Aset Dikuasai Mantan Dewan Bisa Diusut APH

Data Aset (ilustrasi)

Mataram (Suara NTB) – Sebagian besar mantan Anggota Dewan Kota Mataram belum mengembalikan aset milik daerah berupa laptop, notebook serta aset lainnya. Tunggakan aset ini sudah berapa kali jadi temuan Badan Pemeriksa Keuangan (BPK) RI Perwakilan NTB.

Namun demikian, mantan wakil rakyat ini tak memiliki sikap kooperatif mengembalikan barang tersebut. Jika dalam waktu 60 hari setelah penyerahan laporan hasil pemeriksaan (LHP) tidak ada progres. Aparat Penegak Hukum (APH) bisa mengusut kasus tersebut.

Iklan

Dalam catatan BPK, sebanyak 15 mantan Anggota Dewan diduga menguasai aset berupa laptop dan notebook. Empat diantaranya kini masih aktif sehingga tidak dilakukan penagihan.

Yang lainnya yaitu, mantan Anggota Dewan masa bakti 2009 – 2014 yaitu, Nyayu Ernawati, H. Wildan dan Abdul Malik Thalib. Mereka diduga menguasai aset berupa notebook merek Toshiba pengadaan tahun 2010 senilai Rp 5.088.889.

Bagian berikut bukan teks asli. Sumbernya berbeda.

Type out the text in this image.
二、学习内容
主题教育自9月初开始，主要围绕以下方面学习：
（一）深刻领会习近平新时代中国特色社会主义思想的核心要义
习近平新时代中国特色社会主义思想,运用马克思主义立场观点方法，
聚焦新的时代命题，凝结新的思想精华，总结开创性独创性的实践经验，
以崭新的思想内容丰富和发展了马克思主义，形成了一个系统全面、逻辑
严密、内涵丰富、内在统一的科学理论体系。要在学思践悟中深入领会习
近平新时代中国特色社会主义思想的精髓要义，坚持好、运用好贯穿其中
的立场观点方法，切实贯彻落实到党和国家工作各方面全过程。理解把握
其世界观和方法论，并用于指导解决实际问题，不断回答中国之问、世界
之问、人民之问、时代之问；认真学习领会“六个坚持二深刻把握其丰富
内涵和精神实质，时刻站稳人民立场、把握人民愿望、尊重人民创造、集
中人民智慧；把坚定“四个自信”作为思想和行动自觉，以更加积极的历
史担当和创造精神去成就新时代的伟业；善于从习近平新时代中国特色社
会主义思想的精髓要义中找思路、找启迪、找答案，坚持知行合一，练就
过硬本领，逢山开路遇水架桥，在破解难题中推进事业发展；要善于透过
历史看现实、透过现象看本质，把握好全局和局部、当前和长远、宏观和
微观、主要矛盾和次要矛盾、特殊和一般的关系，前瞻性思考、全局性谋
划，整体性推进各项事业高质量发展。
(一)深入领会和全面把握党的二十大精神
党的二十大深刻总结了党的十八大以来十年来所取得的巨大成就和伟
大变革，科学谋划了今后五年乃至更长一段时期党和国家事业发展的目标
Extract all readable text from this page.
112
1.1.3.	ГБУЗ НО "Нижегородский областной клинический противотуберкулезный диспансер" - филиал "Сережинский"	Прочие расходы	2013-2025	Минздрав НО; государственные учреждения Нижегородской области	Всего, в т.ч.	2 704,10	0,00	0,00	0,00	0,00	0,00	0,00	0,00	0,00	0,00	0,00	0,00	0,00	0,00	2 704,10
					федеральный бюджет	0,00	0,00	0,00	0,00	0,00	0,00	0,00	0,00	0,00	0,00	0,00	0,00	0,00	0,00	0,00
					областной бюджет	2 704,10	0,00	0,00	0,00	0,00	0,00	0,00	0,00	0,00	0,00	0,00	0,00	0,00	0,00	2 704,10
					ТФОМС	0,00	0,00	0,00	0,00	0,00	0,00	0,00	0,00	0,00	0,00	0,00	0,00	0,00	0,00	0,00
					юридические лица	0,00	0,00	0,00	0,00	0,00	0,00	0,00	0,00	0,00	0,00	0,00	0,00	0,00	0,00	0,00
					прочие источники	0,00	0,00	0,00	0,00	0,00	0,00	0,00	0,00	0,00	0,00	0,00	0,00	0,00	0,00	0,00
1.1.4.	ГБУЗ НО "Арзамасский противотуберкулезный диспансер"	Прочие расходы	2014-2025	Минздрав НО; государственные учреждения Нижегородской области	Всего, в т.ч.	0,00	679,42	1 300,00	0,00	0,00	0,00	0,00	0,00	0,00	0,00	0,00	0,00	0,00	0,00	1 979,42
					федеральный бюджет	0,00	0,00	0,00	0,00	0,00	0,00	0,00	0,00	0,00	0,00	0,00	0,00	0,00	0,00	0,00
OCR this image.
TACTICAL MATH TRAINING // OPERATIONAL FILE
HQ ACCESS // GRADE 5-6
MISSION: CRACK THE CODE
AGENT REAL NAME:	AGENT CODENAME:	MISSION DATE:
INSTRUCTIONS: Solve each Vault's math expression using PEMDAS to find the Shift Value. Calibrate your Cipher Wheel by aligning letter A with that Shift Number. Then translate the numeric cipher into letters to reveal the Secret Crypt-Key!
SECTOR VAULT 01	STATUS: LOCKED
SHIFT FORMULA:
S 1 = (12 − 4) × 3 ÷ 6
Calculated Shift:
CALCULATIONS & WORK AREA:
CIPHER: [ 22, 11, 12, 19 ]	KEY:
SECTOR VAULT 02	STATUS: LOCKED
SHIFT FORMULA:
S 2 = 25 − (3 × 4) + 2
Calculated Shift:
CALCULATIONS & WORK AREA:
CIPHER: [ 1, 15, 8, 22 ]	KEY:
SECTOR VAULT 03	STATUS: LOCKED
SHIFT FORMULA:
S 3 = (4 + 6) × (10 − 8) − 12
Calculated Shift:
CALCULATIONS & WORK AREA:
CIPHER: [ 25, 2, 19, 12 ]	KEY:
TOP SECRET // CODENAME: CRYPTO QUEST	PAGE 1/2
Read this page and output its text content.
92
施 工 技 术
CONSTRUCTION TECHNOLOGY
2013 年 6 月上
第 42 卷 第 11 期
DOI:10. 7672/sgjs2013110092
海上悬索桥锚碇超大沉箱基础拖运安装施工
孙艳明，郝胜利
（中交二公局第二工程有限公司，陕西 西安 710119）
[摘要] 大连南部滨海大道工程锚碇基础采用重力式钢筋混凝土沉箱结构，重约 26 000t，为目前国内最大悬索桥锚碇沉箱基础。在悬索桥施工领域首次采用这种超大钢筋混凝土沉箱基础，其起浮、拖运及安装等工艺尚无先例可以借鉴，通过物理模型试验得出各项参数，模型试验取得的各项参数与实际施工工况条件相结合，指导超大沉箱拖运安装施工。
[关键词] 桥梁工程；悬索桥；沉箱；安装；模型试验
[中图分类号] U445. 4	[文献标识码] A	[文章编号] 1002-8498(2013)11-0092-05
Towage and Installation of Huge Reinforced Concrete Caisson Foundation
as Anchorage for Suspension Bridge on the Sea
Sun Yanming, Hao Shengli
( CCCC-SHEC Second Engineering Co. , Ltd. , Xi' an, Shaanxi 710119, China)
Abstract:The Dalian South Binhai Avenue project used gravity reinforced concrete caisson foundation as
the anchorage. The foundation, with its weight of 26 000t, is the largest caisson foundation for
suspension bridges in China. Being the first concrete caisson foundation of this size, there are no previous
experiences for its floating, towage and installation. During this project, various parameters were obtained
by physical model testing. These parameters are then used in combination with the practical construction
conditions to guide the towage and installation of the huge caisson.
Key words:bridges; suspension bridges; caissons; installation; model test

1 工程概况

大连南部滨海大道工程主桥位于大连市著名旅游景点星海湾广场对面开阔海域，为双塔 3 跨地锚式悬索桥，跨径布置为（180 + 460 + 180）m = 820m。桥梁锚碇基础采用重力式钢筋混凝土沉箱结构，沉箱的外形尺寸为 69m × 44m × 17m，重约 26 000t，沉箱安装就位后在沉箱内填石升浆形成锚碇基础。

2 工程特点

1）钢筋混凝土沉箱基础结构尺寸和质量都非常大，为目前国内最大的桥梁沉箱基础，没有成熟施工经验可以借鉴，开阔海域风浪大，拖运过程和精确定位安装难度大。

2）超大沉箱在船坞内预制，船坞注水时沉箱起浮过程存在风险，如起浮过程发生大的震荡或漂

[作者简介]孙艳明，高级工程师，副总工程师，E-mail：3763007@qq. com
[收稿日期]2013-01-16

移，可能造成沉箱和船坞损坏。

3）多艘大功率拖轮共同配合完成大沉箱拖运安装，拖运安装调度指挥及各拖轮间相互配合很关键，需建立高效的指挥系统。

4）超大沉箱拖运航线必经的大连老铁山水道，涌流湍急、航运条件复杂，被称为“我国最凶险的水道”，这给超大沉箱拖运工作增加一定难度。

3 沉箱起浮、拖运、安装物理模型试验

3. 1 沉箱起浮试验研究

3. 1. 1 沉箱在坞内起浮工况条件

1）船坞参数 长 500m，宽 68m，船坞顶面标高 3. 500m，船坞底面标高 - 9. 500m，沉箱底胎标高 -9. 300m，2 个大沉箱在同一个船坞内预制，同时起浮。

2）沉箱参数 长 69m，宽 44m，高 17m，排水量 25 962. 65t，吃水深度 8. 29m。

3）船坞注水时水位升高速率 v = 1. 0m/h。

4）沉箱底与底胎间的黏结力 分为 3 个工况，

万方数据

Kemudian, AB Taufiqurrahman dan H.M. Tohri dengan pengadaan item dan tahun sama. Nilai aset dikuasai Rp 8.975.000.,

Anggota Dewan masa bakti 2004 – 2009. Hanya, Muzakir yang belum mengembalikan aset berupa notebook pengadaan tahun 2008 senilai Rp 14.850.000.,

Sementara, pengadaan di tahun 2007. Politisi PDI Perjuangan kini aktif sebagai Anggota DPRD NTB, Made Slamet juga belum mengembalikan aset Kota Mataram. Berupa laptop merek Toshiba senilai Rp 11. 190.000,. Demikian pula, Jansari dengan pengadaan item dan harga sama.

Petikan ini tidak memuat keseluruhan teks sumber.